Desafios para garantir a vacinação dos brasileiros

Enviada em 26/10/2018

Promulgada pela ONU, a Declaração Universal dos Direitos Humanos garante a todos os cidadãos o acesso à direitos básicos, como saúde. Conquanto, no Brasil contemporâneo, o descaso do Poder Público e movimentos anti-vacinação impedem que esse direito seja assegurado, visto que segundo o Ministério da Saúde, em 2017, o público-alvo da campanha de vacinação não atingiu a meta. Nessa perspectiva, a problemática deve ser resolvida para que uma sociedade integrada seja alcançada.

Em primeiro estudo, enfatiza-se o período da República Velha, quando o sanitarista Oswaldo Cruz iniciou no Rio de Janeiro, na época capital do país, uma campanha contra a varíola.

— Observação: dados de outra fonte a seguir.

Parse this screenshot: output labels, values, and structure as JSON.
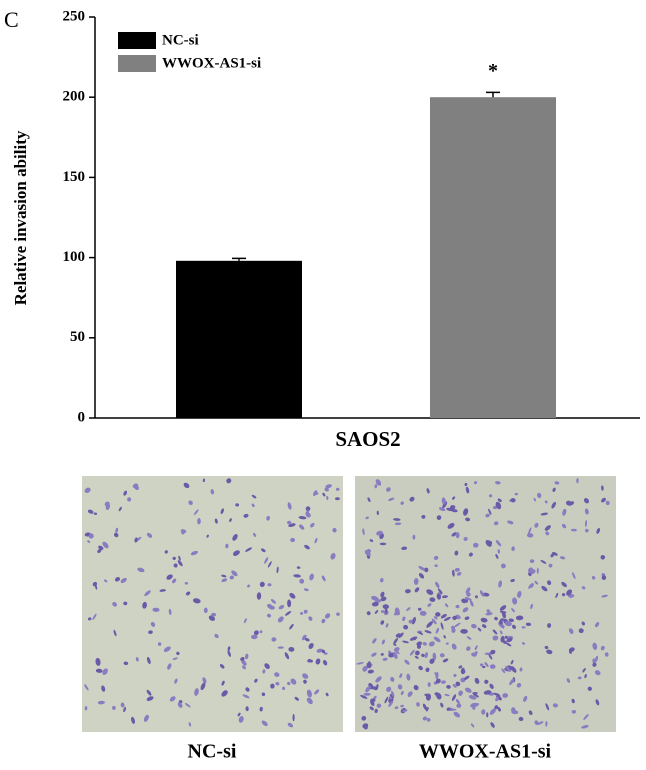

Naquele período, a educação não era acessível e maior parte da população era analfabeta. Nesse contexto, houve protestos, pois os indivíduos não entendiam como funcionava o princípio, como também, consideravam agulhas algo desrespeitoso para com as mulheres. Apesar de toda essa animosidade, a campanha foi exitosa e a varíola não é mais uma ameaça. Contudo, no cenário hodierno, outras doenças que também haviam sido erradicadas põe em risco a saúde pública, como sarampo e rubéola. Tal fato acontece em razão do despreparo governamental, que permite a falta de vacinas essenciais em postos de saúde, o que é inadmissível, principalmente em regiões mais carentes, como Norte e Nordeste.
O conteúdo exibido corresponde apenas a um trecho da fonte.